Darmin menjelaskan, pembangunan pabrik vulkanisir ban pesawat bertujuan meningkatkan efisiensi biaya operasional. Pembangunan pabrik ditujukan pula untuk mendukung industri dalam negeri dan substitusi impor karena selama ini harus dibawa ke Thailand.
Untuk pelatihan aviasi oleh Politeknik Kirana Angkasa, pihaknya ingin penyediaan sumber daya manusia (SDM) Aviasi yang berkualitas. Hal ini sejalan dengan program pemerintah untuk mendorong SDM, terutama Pendidikan Vokasi.
“Ini semua untuk mendukung investasi bernilai US$466 juta (Rp6,3 Triliun) yang tentu akan mampu mendorong perekonomian di Batam sekaligus mendukung pengembangan industri penerbangan,” terangnya.
Sejauh ini, pemerintah sedang menyiapkan rencana dan program nasional yang dibahas bersama seluruh stakeholder penerbangan. Baginya, industri aviasi harus bisa bersinergi.

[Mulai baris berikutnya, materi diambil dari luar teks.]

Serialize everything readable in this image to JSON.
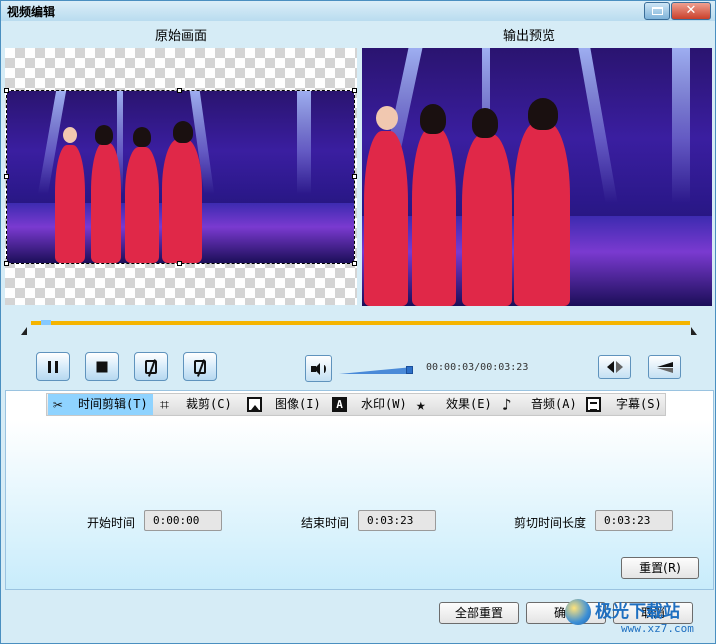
{
  "window": {
    "title": "视频编辑",
    "close_glyph": "✕"
  },
  "preview": {
    "original_label": "原始画面",
    "output_label": "输出预览"
  },
  "playback": {
    "time": "00:00:03/00:03:23",
    "volume_level": 0.95,
    "progress_fraction": 0.015
  },
  "tabs": [
    {
      "label": "时间剪辑(T)",
      "icon": "scissors-icon",
      "active": true
    },
    {
      "label": "裁剪(C)",
      "icon": "crop-icon",
      "active": false
    },
    {
      "label": "图像(I)",
      "icon": "image-icon",
      "active": false
    },
    {
      "label": "水印(W)",
      "icon": "watermark-icon",
      "icon_text": "A",
      "active": false
    },
    {
      "label": "效果(E)",
      "icon": "star-icon",
      "active": false
    },
    {
      "label": "音频(A)",
      "icon": "music-note-icon",
      "active": false
    },
    {
      "label": "字幕(S)",
      "icon": "subtitle-icon",
      "active": false
    }
  ],
  "trim": {
    "start_label": "开始时间",
    "start_value": "0:00:00",
    "end_label": "结束时间",
    "end_value": "0:03:23",
    "duration_label": "剪切时间长度",
    "duration_value": "0:03:23",
    "reset_label": "重置(R)"
  },
  "footer": {
    "reset_all_label": "全部重置",
    "ok_label": "确定",
    "cancel_label": "取消"
  },
  "site_watermark": {
    "name": "极光下载站",
    "url": "www.xz7.com"
  },
  "colors": {
    "window_bg": "#d6ecf6",
    "timeline": "#f5b400",
    "active_tab": "#8fd3ff",
    "costume": "#e02848"
  }
}
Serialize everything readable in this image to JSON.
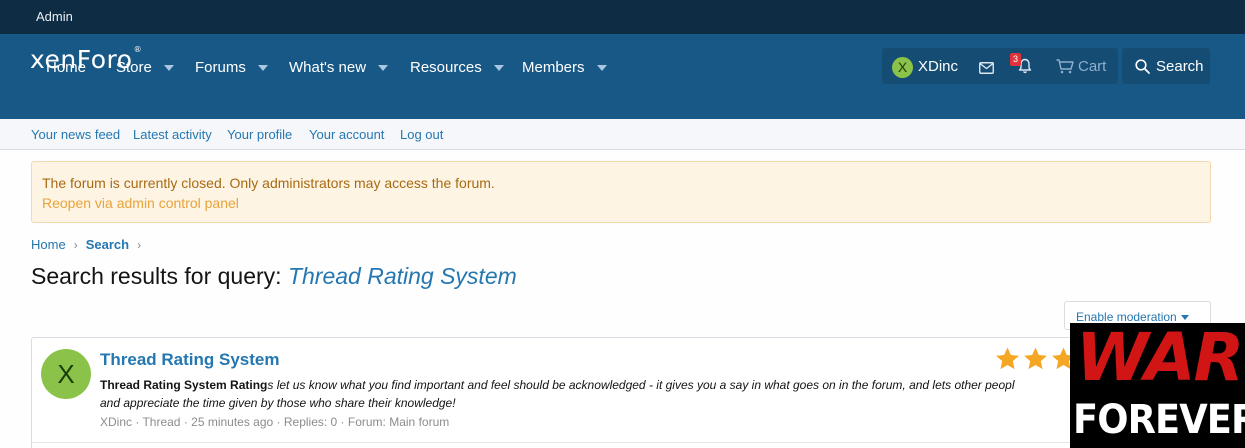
{
  "admin_bar": {
    "label": "Admin"
  },
  "header": {
    "logo": "xenForo",
    "nav": [
      "Home",
      "Store",
      "Forums",
      "What's new",
      "Resources",
      "Members"
    ],
    "user": {
      "avatar_letter": "X",
      "name": "XDinc"
    },
    "alerts_count": "3",
    "cart_label": "Cart",
    "search_label": "Search"
  },
  "subnav": [
    "Your news feed",
    "Latest activity",
    "Your profile",
    "Your account",
    "Log out"
  ],
  "notice": {
    "text": "The forum is currently closed. Only administrators may access the forum.",
    "link": "Reopen via admin control panel"
  },
  "breadcrumb": {
    "home": "Home",
    "current": "Search"
  },
  "page_title": {
    "prefix": "Search results for query:",
    "query": "Thread Rating System"
  },
  "moderation_button": "Enable moderation",
  "result": {
    "avatar_letter": "X",
    "title": "Thread Rating System",
    "snippet_bold": "Thread Rating System Rating",
    "snippet_rest": "s let us know what you find important and feel should be acknowledged - it gives you a say in what goes on in the forum, and lets other peopl",
    "snippet_line2": "and appreciate the time given by those who share their knowledge!",
    "meta": "XDinc · Thread · 25 minutes ago · Replies: 0 · Forum: Main forum",
    "star_color": "#f5a623"
  },
  "overlay_logo": {
    "top": "WAR",
    "bottom": "FOREVER"
  },
  "colors": {
    "header": "#185886",
    "admin_bar": "#0f2c45",
    "link": "#2577b1",
    "avatar": "#8bc34a",
    "badge": "#e0323a"
  }
}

“Industri Aviasi harus bersinergi untuk peningkatan efisiensi, terutama dari komponen Pemeliharaan dan Perbaikan (MRO). Ini sangat dibutuhkan untuk mendukung peningkatan keselamatan dan mutu angkutan udara nasional kita,” ungkapnya.

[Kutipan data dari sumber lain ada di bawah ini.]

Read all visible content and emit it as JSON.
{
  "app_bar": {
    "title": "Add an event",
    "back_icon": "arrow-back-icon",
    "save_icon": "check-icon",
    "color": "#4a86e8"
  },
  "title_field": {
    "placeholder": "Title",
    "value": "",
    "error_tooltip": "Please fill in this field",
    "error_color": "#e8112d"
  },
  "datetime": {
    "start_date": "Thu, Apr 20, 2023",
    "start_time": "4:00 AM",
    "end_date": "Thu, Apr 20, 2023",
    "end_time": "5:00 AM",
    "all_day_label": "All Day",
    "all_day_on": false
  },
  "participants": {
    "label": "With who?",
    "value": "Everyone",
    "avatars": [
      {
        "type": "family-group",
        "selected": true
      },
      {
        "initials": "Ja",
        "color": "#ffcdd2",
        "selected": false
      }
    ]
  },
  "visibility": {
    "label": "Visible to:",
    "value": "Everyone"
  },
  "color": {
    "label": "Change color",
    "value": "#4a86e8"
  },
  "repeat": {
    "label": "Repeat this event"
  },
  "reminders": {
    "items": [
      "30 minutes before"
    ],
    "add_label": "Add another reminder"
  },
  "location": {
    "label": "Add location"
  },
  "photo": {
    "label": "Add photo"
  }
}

Saat ini, bisnis MRO di Indonesia baru mampu melayani 30—35% pasar nasional. Sisa pasar diserap olehh MRO asing.
Adapun jumlah penumpang pesawat yang berangkat pada tahun 2017 adalah sebanyak 90,7 juta untuk penerbangan dalam negeri dan 16,6 juta untuk penerbangan luar negeri. Sementara itu, jumlah pesawat di Indonesia pada tahun 2017 tercatat sebanyak 1.030 unit dengan rata-rata pertumbuhan industri penerbangan sebesar 10%.
Diprediksi, jumlah pesawat di Asia Pasifik tahun 2025 akan mencapai 11.680 unit. Ini akan menjadi pasar industri MRO terbesar di dunia yang bernilai US$100 miliar. Untuk itu, Darmin menargetkan ke depannya, potensi bisnis MRO nasional tahun 2020 bisa menyentuh Rp26 triliun.

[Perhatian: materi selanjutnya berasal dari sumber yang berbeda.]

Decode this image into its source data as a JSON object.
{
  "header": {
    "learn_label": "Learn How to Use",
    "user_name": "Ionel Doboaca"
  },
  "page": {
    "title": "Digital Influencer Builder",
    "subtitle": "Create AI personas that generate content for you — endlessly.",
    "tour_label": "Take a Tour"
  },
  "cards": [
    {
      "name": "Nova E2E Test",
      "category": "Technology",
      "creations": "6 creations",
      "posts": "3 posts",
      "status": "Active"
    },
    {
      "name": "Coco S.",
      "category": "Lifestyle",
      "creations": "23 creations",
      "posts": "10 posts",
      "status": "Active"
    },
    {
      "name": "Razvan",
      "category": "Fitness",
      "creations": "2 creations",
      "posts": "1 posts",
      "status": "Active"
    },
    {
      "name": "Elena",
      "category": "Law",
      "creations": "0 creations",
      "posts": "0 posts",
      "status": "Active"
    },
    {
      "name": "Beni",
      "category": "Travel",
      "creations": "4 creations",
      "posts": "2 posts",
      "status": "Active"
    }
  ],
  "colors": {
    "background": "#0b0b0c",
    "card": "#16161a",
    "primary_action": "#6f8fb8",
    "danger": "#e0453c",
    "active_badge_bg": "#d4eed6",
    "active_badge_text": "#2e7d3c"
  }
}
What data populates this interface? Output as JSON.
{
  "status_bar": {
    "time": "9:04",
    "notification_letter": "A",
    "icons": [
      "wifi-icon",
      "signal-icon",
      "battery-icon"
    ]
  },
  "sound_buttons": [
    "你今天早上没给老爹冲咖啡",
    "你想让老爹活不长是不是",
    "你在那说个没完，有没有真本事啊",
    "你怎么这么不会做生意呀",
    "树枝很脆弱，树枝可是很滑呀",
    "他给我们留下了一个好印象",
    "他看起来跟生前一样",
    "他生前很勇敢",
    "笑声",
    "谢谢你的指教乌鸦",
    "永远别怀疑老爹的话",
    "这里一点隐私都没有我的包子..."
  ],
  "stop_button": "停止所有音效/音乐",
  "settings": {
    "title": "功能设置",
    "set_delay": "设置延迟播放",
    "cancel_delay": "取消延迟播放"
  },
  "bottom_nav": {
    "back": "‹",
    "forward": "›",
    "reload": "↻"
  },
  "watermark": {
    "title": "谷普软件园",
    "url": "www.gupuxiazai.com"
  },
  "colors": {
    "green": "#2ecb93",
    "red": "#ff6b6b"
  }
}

Sebagai informasi, Batam dipilih sebagai lokasi MRO. Sebab, Batam memiliki beberapa keunggulan dari segi lokasi dan status. Dari segi lokasi, kota ini berdekatan dengan Singapura, lokasi Original Equipment Manufacturer (OEM) yang menempatkan stock spare part pesawat dan sebagai hub penerbangan internasional. Lokasi geografis Batam yang tidak jauh dari negara Asia Tenggara dan Asia Selatan berpotensi besar menjadi target market jasa MRO pesawat.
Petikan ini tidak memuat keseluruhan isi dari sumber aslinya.